One of the main goals of the European Language Grid is to combat the fragmentation of the European Language Technology community. But how exactly can the ELG be used to aid communication across languages? A use case can be found in Coreon’s pilot project “Multilingual Knowledge Systems as Linguistic Linked Open Data”. Michael Wetzel, Managing Director of the Berlin-based company, explains the project in collaboration with the ELG and the act of providing access to multilingual resources. Find out how together, Coreon and the ELG help bridge the gap between languages and lower barriers of communication.
Early on in its runtime, the ELG project put out a first open call for pilot projects. The idea was to help fund innovative language technology that would incorporate the ELG platform and be accessible through it. The call was opened with several intentions: to allow the ELG to grow and communicate with its user base and to let applicants have the opportunity to realize creative visions for LT through collaboration with the platform and the project. One of the projects that received funding was initiated by a German company called Coreon.
Who is Coreon?
Coreon is a Berlin-based company that produces a software by the same name, a Multilingual Knowledge System. This system allows users to manage, visualize and model data in so-called concept maps that are arranged and exploreable in forms such as tree diagrams. Coreon combines this system with terminology management: A browsable example on their website shows the Coreon system being used to model Eurovoc, a multilingual thesaurus run by the European Union. Here, the relations between words and their respective translations into 22 languages are visualised in a tree diagram. Mapping out knowledge and language can also be useful to software developers looking to create translation tools, chatbots or other software.
What is the Pilot Project?
The example mentioned above is accessible directly from a browser. While this works well for the exploration of a thesaurus, things become more complicated when trying to integrate Coreon’s technology into other developers’ projects. So far, this was only possible by exporting the data or via a rich yet proprietary API. The ELG’s open call for pilot projects gave Coreon the opportunity to create a simpler and faster way to access their repositories, with the ELG providing additional funding and support and thus lessening the risk.
According to Michael Wetzel, Managing Director of Coreon, the goal of the pilot project titled Multilingual Knowledge Systems (MKS) as Linguistic Linked Open Data was to create “a way easier and more straight-forward way to put our resources in other software applications”. The main development was the creation of a SPARQL endpoint, which allows for real-time and direct querying of repositories. This SPARQL endpoint can be found on the ELG, enabling users to access the Coreon repositories straight from the ELG. This service was technically not yet foreseen by the ELG, Wetzel explains: “We helped the technical folks in the grid to enhance their technical support for the kind of service which we were developing”. This led to a close cooperation between Coreon and the ELG.
How does Coreon work?
As the ELG itself aims to bridge the gap between multiple languages and make Language Technology more accessible, Coreon’s Pilot Project was particularly interesting to the ELG due to their particular combination of Knowledge Graphs as a way to model data with terminology management, which can incorporate many languages. But what do these Knowledge Graphs look like?
Knowledge Graphs, or in this case multilingual concept maps, are systems that link concepts with their subcategories in tree diagrams. For example, typing the word fish into the search bar of their Eurovoc visualisation results in this graph.
With one look at the resulting tree diagram, it is clear that the concept fish is a subcategory of a variety of other concepts and is itself divided into sea fish and freshwater fish. The sidebar notably lists a number of translations for fish and some of its related concepts. Linking knowledge and language in this way can be useful to software developers, e.g. for training a chatbot or in other NLP applications. With the successful implementation of the collaborative pilot project between Coreon and the ELG, this is now possible in a far more convenient way.

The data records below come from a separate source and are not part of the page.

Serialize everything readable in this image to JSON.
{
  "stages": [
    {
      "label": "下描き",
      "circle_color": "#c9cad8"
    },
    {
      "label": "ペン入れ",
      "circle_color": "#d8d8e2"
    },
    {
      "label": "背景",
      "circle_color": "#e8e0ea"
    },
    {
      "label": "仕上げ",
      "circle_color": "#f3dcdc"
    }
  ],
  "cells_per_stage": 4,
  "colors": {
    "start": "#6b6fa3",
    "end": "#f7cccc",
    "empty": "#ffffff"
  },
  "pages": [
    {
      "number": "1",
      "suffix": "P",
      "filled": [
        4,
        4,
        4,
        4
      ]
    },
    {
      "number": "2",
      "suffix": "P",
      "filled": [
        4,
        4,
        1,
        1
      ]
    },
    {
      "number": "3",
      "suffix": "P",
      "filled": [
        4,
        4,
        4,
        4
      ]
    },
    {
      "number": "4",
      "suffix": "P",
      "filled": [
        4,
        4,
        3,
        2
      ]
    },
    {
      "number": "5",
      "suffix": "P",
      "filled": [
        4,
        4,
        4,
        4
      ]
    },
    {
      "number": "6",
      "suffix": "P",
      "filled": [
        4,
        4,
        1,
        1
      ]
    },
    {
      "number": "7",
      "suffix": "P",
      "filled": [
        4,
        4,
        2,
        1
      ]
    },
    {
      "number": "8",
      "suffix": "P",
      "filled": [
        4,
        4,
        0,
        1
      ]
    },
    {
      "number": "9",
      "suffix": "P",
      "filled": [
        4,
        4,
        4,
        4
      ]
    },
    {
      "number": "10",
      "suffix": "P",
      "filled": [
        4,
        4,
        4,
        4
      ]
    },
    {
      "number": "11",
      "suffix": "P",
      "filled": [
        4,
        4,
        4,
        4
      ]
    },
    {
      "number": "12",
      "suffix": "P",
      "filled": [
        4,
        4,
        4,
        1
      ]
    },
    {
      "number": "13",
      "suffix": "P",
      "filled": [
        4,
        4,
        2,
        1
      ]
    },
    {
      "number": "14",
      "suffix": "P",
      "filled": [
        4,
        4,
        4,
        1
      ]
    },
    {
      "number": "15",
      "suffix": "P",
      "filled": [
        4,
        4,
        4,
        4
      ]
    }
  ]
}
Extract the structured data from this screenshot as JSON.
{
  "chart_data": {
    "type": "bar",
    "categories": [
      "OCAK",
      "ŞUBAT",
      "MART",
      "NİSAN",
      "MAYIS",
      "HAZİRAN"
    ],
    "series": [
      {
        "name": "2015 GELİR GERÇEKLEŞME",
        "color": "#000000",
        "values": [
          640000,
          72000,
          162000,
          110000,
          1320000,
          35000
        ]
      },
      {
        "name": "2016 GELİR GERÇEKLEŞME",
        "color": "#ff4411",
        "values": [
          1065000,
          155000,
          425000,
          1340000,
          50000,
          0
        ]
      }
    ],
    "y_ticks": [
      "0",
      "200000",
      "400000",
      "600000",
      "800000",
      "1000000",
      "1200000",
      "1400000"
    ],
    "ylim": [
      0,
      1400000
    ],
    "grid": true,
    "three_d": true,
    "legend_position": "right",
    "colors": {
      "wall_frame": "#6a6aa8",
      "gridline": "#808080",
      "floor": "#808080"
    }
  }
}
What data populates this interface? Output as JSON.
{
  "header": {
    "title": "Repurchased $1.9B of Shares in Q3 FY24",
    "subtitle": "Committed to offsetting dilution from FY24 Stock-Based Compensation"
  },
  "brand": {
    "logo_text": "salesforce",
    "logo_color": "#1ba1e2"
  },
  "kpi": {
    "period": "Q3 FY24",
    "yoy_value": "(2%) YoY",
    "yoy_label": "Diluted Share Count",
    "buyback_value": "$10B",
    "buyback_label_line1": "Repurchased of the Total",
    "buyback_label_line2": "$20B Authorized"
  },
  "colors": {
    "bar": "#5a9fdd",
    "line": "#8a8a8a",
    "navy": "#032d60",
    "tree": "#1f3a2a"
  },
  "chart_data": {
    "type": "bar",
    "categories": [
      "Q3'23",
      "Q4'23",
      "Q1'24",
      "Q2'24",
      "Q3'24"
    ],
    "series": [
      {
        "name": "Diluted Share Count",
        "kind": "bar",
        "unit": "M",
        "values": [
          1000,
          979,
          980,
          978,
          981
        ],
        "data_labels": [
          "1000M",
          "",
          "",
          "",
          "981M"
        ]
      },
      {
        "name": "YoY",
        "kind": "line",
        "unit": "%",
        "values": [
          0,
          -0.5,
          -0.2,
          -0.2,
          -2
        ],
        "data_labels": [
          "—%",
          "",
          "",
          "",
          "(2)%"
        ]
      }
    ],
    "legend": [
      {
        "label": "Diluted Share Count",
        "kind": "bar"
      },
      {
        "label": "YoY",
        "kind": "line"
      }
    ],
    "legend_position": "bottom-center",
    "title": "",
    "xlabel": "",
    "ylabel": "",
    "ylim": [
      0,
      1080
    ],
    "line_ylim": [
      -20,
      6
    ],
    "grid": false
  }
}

Because the pilot project was completed only a few months ago, its impact is still hard to predict, but Michael Wetzel is optimistic: “We are seeing that other software companies do start using these endpoints that we’ve developed. If you ask me in a year or two from now, I think we will see quite some integrations based on that technology.” His hope is that the pilot project will have a more unifying effect on the European LT community because multilingual knowledge systems are now more easily available to software developers for the creation of translation tools, chatbots and other software.
In a more general sense, this is quite similar to the goals of the ELG itself. Europe is wonderfully diverse, but the diversity also causes fragmentation, particularly in the LT community. To overcome this challenge, the ELG aims to become the central hub for European Language Technology. This would help bridge the gap between LT developers of different languages, as aspects like communication, collaboration and the availability of multilingual products like Coreon’s would be strengthened.
Wetzel is hopeful in this aspect. “The technological fragmentation, we can overcome. In Europe, we will continue to have hundreds of language or software companies, focusing on language technologies, but let’s help them so that they can more easily connect with and complement each other’s services. I think this is what the ELG really is good for.”